Sports

A bowling prodigy in Broward sets high school county and state records for average

Coral Springs Charter School eighth-grader Katarina Hagler, 13, cheers on teammates during a bowling match. Hagler set county and state records for bowling average as she competes at Sawgrass Lanes in Tamarac, Florida on Thursday, October 17, 2019.
Coral Springs Charter School eighth-grader Katarina Hagler, 13, cheers on teammates during a bowling match. Hagler set county and state records for bowling average as she competes at Sawgrass Lanes in Tamarac, Florida on Thursday, October 17, 2019. cjuste@miamiherald.com

When Katarina Hagler started bowling at age 3, she would wear sequin blouses and other colorful outfits.

“She was a fashionista,” said her mother, Tammy Hagler. “Other parents said they looked forward to seeing Katarina bowl because of what she would wear. It was usually something with glitter and bling — something that sparkled.

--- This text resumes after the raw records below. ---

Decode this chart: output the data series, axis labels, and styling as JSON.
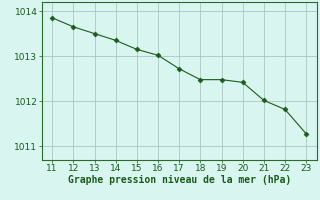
{
  "x": [
    11,
    12,
    13,
    14,
    15,
    16,
    17,
    18,
    19,
    20,
    21,
    22,
    23
  ],
  "y": [
    1013.85,
    1013.65,
    1013.5,
    1013.35,
    1013.15,
    1013.02,
    1012.72,
    1012.48,
    1012.48,
    1012.42,
    1012.02,
    1011.82,
    1011.28
  ],
  "line_color": "#1a5c1a",
  "marker": "D",
  "marker_size": 2.5,
  "background_color": "#d8f5f0",
  "grid_color": "#a8c8c0",
  "xlabel": "Graphe pression niveau de la mer (hPa)",
  "xlabel_color": "#1a5c1a",
  "xlabel_fontsize": 7,
  "tick_color": "#1a5c1a",
  "tick_fontsize": 6.5,
  "xlim": [
    10.5,
    23.5
  ],
  "ylim": [
    1010.7,
    1014.2
  ],
  "yticks": [
    1011,
    1012,
    1013,
    1014
  ],
  "xticks": [
    11,
    12,
    13,
    14,
    15,
    16,
    17,
    18,
    19,
    20,
    21,
    22,
    23
  ]
}
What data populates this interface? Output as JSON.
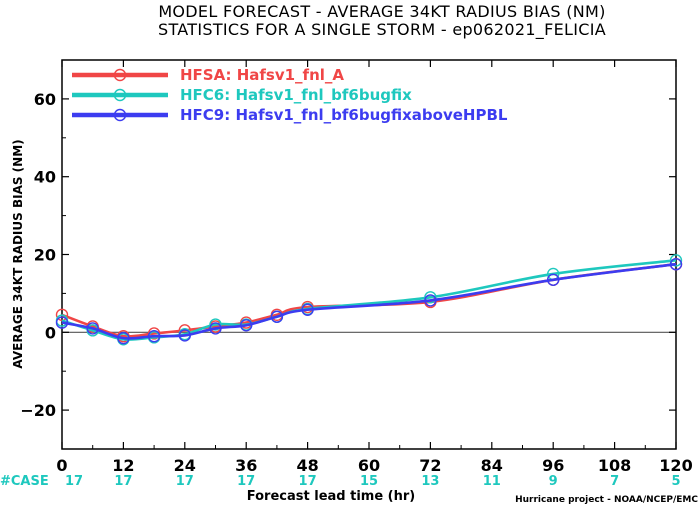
{
  "chart_data": {
    "type": "line",
    "title_line1": "MODEL FORECAST - AVERAGE 34KT RADIUS BIAS (NM)",
    "title_line2": "STATISTICS FOR A SINGLE STORM - ep062021_FELICIA",
    "xlabel": "Forecast lead time (hr)",
    "ylabel": "AVERAGE 34KT RADIUS BIAS (NM)",
    "credit": "Hurricane project - NOAA/NCEP/EMC",
    "xlim": [
      0,
      120
    ],
    "ylim": [
      -30,
      70
    ],
    "x_ticks": [
      0,
      12,
      24,
      36,
      48,
      60,
      72,
      84,
      96,
      108,
      120
    ],
    "y_ticks": [
      -20,
      0,
      20,
      40,
      60
    ],
    "zero_line": true,
    "legend_position": "top-left",
    "series": [
      {
        "name": "HFSA: Hafsv1_fnl_A",
        "color": "#f04646",
        "x": [
          0,
          6,
          12,
          18,
          24,
          30,
          36,
          42,
          48,
          72,
          96,
          120
        ],
        "y": [
          4.5,
          1.5,
          -1.0,
          -0.3,
          0.5,
          1.5,
          2.5,
          4.5,
          6.5,
          7.8,
          13.5,
          17.5
        ]
      },
      {
        "name": "HFC6: Hafsv1_fnl_bf6bugfix",
        "color": "#1ec8be",
        "x": [
          0,
          6,
          12,
          18,
          24,
          30,
          36,
          42,
          48,
          72,
          96,
          120
        ],
        "y": [
          3.0,
          0.5,
          -1.8,
          -1.3,
          -0.5,
          2.0,
          2.0,
          4.0,
          6.0,
          9.0,
          15.0,
          18.5
        ]
      },
      {
        "name": "HFC9: Hafsv1_fnl_bf6bugfixaboveHPBL",
        "color": "#3c3cf0",
        "x": [
          0,
          6,
          12,
          18,
          24,
          30,
          36,
          42,
          48,
          72,
          96,
          120
        ],
        "y": [
          2.5,
          1.0,
          -1.5,
          -1.0,
          -0.8,
          1.0,
          1.8,
          4.0,
          5.8,
          8.2,
          13.5,
          17.5
        ]
      }
    ],
    "case_counts": {
      "label": "#CASE",
      "x": [
        0,
        12,
        24,
        36,
        48,
        60,
        72,
        84,
        96,
        108,
        120
      ],
      "values": [
        "17",
        "17",
        "17",
        "17",
        "17",
        "15",
        "13",
        "11",
        "9",
        "7",
        "5"
      ]
    }
  },
  "colors": {
    "case_label": "#1ec8be",
    "case_values": "#1ec8be",
    "zero_line": "#555555"
  }
}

”These days, it’s Katarina Hagler’s bowling that sparkles, not necessarily her outfits.

In Thursday’s regular-season finale at Sawgrass Lanes in Tamarac, Hagler — now a 5-8 student-athlete at Coral Springs Charter — broke the county and state records for best average for a year — 229.9.

“Setting the state record was my goal all along, since the first match of the season when I bowled really well,” said Hagler, who nearly lost her voice on Thursday because she was cheering so loudly for her teammates. “It feels good. I was jumping for joy.”

The previous Broward County record for girls was 217.5, set by Coral Springs Charter’s Crystal Singh in 2017. Atlantic High’s Brooke Roberts in 2018 had set the previous state record of 223.3.

In addition, only one Broward boy — Andysson Alleyne — has a has a higher average this year than Hagler.

But perhaps the most amazing part of Hagler’s story is that she’s just 13 and doesn’t turn 14 until May. She’s an eighth-grader who has four more years to take aim at the national record for girls, which is 240.6, set by New York’s Emily Notebaert in 2013-2014.

Mike Nyitray, president of the U.S. High School Bowling Foundation and one of just 34 gold-certified coaches in the country, has observed Hagler’s game and has come away impressed.

“Every once in a while, a prodigy such as Katarina comes along,” said Nyitray, who is based in Parkland but is not Hagler’s coach. “A prodigy can be an organic force of nature who can do things that don’t make sense per their age.

“In Katarina’s case, she has solid bowling technique and a physical frame that allows her to transcend her youth. When you combine that with her dedication, you create an opportunity for extraordinary performances.”

Hagler has already had plenty of those. Last year, she led Coral Springs Charter to its first state title, averaging a county-best 191. She had a high game of 221 and was named Broward County’s Bowler of the Year.

This year has been even better as Hagler’s high game was 267 on Sept. 19 against Coral Glades, opening with nine consecutive strikes before falling one pin short on her 10th and final frame.

Hagler will get more opportunities to get what would be her first 300 game starting on Monday, when the district playoffs begin at Sawgrass. The state tournament is set for Nov. 6-7 at Boardwalk Bowl in Orlando.

Nelson Martin, in his 12th season as the coach at Coral Springs Charter, said Hagler’s demeanor explains her improvement from previous years.

“Her biggest progression has been her maturity,” Martin said. “When she started with us in the sixth grade, if she missed a spare, she would get teary-eyed. She felt she was letting everyone down.

“Now she shakes it off and figures out how to correct her mistake. She’s like a machine.”

Helping her make those corrections for the past decade-plus has been her father, Thomas, who for two years bowled professionally in regional tournaments and has 25 300 games to his credit.

The first time Hagler got an indication that his daughter was going to be a special bowler was when — at age four she was able to pick up a ball with one hand and easily roll it down the lane. By 5, she was bowling without the bumpers protecting gutter balls, and now …

“She is doing 100 times better than what I did at her age,” Hagler said. “She’s going to have her pick of college bowling programs, and she’s getting to the point where she doesn’t need my instruction.”